Ti ho preso sottobraccio e ti ho invitata a casa mia. “Una cena senza impegno”, ti ho detto, “Ho pensato di fare del pesce; è una ricetta di una vecchia zia. No, no, nessun favore, nessun privilegio”. Ero grato non mi facessi domande e mi hai seguita complice. Ti ho aperto il portone del fabbricato, ti ho fatto salire le scale della mia palazzina. “Veloce, veloce ti prego, non farti vedere”, ho sussurrato.

Ti ho aperto la porta della mia povera casa e tu ti sei accoccolata subito sulla poltrona di damasco rosso che era stata di mia madre. Quanto eri bella mentre mi guardavi prepararti il cibo e io ero così felice di vedere la gratitudine nei tuoi occhi. Ad un tratto ti ho sentita sfiorare le mie ginocchia, pensavo l’avessi fatto casualmente invece ti strofinavi a me. Ho provato allora, così per saggiare il terreno, a far cadere il mio braccio verso di te in una carezza fuggevole, solo con la punta delle dita , non ti sei ritratta. Faticavo a contenere la mia emozione.

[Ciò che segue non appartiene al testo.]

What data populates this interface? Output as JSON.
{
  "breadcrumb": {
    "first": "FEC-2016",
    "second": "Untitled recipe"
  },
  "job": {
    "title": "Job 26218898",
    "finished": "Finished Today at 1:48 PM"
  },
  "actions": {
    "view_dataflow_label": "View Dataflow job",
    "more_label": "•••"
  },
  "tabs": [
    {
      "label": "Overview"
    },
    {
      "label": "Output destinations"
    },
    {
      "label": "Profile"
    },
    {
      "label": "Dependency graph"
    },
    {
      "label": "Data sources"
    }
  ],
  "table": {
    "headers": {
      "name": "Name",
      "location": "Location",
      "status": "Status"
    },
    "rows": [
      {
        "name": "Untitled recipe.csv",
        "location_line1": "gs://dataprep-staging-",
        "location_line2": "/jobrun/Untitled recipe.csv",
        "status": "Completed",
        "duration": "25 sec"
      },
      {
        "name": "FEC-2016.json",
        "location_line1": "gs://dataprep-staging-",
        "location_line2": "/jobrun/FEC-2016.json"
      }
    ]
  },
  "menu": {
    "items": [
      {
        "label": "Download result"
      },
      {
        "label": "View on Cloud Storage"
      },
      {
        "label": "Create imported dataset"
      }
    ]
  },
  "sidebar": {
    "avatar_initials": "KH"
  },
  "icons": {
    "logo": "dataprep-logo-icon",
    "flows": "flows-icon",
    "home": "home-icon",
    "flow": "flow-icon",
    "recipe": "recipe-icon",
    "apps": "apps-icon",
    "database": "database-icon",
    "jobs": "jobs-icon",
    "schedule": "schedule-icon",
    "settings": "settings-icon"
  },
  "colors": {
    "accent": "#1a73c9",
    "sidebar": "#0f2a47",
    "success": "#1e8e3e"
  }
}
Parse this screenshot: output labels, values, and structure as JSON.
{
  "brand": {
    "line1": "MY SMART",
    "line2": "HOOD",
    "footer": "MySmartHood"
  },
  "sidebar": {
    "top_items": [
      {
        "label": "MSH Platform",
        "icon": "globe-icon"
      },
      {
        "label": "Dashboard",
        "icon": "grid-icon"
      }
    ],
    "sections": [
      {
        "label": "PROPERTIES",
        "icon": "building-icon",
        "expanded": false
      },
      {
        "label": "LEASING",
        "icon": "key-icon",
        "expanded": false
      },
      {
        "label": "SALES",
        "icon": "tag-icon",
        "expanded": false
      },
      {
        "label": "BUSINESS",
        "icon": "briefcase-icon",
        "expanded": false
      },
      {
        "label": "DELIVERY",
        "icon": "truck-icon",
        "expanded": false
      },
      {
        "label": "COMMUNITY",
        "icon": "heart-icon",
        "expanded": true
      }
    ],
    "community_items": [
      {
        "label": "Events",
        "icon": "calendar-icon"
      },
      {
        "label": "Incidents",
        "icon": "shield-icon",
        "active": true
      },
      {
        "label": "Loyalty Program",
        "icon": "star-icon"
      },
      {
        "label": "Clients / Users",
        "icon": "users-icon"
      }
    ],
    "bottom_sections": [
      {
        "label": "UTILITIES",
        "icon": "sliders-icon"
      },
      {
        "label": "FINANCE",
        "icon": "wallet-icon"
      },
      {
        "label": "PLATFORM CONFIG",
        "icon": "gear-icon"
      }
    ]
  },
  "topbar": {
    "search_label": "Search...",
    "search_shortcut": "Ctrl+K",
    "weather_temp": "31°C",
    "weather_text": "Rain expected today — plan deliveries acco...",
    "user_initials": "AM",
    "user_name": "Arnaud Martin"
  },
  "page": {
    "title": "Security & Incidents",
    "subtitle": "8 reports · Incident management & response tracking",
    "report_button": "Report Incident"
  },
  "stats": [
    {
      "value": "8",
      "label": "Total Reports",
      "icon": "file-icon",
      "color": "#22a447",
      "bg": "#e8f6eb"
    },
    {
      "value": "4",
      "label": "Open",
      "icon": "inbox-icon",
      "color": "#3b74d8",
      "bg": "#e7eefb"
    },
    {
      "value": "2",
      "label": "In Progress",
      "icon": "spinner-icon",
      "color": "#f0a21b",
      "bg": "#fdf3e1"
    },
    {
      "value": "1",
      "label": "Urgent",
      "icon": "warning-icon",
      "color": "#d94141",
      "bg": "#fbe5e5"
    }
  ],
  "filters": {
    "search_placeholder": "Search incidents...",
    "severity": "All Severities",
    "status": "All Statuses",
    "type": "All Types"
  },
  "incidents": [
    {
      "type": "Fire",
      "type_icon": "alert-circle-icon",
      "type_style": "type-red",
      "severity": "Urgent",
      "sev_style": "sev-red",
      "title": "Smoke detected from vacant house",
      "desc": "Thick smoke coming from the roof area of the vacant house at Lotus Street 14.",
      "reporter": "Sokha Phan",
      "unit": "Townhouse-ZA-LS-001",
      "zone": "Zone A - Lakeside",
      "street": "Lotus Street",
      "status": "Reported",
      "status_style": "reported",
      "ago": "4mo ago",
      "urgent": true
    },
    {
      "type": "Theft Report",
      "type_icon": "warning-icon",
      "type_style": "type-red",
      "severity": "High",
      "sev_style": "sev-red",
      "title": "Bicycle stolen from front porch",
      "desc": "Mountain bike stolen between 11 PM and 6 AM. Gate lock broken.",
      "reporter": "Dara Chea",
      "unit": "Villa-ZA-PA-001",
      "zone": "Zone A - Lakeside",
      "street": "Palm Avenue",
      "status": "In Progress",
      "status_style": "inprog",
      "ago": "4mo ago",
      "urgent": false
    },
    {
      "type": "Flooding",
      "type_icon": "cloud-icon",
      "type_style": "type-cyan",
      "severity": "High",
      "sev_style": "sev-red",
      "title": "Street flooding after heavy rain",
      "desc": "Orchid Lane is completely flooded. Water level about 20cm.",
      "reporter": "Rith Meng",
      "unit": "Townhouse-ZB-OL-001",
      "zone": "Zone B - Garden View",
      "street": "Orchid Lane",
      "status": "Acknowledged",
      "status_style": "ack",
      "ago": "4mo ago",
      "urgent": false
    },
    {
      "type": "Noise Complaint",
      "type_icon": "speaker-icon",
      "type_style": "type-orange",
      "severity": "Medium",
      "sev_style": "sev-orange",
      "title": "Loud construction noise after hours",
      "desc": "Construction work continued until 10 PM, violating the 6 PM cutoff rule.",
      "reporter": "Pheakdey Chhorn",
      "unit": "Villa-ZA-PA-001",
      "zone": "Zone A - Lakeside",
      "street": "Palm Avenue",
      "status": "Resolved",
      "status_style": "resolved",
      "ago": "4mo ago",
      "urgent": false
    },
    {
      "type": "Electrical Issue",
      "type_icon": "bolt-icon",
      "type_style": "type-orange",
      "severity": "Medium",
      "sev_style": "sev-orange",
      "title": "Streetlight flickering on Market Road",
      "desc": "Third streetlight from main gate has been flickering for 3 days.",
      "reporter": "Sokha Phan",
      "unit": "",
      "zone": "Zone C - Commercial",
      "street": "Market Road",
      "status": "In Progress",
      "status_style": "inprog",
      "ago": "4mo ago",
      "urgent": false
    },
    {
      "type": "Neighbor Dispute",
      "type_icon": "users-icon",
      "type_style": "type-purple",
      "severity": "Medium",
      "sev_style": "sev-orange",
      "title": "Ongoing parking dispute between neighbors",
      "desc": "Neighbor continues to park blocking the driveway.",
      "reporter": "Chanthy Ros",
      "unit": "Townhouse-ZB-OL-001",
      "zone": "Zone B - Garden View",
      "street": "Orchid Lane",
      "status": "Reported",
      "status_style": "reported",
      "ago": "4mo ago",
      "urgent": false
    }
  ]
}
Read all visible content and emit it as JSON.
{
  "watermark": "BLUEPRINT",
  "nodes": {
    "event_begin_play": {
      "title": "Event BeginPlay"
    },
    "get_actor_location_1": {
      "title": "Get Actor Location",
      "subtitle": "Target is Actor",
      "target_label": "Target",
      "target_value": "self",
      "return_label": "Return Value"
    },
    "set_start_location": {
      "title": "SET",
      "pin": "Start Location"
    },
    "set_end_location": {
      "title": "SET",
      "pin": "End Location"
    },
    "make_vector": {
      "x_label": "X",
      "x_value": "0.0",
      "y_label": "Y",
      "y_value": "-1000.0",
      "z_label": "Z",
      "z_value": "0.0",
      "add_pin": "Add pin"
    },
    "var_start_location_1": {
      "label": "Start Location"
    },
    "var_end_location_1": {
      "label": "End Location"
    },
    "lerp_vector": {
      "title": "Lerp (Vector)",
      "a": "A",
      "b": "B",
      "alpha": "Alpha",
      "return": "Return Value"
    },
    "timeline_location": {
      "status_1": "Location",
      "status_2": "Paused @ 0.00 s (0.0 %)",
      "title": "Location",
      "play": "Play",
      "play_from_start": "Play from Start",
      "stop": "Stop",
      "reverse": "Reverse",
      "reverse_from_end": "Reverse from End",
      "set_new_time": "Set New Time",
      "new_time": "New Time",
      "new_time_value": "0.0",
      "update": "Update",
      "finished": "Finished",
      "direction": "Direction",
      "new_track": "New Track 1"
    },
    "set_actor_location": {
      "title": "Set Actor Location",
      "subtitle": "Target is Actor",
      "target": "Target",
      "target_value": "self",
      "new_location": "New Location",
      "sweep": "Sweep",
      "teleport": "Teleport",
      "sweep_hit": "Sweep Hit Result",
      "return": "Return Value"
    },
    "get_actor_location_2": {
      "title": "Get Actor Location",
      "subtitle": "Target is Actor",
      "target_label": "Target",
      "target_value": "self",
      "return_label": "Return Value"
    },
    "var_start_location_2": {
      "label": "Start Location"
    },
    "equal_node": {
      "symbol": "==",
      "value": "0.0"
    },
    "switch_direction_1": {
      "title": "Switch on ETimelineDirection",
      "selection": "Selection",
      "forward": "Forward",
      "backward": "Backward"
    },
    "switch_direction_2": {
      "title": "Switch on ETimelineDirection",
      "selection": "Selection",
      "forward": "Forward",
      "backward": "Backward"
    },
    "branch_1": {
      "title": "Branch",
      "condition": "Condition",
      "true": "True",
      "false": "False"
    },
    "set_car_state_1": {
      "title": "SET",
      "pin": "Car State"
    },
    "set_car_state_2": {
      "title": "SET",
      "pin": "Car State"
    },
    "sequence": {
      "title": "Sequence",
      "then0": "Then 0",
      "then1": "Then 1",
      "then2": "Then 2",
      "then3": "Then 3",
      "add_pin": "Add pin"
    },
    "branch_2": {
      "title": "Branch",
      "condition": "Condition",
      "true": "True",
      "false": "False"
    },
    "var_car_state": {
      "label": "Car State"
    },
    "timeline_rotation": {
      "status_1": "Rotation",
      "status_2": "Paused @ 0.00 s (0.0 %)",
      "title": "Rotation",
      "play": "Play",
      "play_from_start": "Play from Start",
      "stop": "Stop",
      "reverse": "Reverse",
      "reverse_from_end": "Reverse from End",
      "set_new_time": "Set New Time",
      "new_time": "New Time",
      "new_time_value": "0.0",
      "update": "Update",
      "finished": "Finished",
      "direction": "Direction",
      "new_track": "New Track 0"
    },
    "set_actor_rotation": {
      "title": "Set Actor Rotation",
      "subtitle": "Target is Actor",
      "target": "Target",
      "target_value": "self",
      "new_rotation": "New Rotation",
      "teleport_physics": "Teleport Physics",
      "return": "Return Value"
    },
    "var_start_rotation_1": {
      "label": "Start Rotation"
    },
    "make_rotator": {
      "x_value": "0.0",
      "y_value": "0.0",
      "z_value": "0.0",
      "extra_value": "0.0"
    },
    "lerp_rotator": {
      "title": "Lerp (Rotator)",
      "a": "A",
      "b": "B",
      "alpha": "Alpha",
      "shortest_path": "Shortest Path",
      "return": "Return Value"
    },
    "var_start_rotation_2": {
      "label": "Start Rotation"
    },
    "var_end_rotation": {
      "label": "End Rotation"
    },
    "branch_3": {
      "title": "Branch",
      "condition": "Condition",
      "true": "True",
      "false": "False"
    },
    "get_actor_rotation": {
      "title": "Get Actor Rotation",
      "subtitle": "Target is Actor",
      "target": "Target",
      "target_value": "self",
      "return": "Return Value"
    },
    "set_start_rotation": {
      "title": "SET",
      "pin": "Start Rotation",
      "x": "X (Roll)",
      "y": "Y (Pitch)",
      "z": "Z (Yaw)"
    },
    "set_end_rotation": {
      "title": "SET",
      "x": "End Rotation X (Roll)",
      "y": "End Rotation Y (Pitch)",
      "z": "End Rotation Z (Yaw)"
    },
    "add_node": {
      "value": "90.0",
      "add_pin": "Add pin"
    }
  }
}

Il contatto era stabilito. E ho iniziato a parlarti di me, della mia povera e intensa vita. Ho parlato a te che di te non dicevi. Ridendo ti ho preso la testa tra le mani e ti ho detto: “Ti chiamerò Selene. Si, Selene perché sei un essere divino e sei luminosa come la luna”. Hai fatto un verso deciso, da femmina emancipata che adora la sua indipendenza e i suoi punti di vista originali che non sempre possono piacere. “No. Ti si addice più Vanessa perché possiedi il vanitoso candore di un cigno circondato da numerose farfalle dalle livree a colori vivaci”.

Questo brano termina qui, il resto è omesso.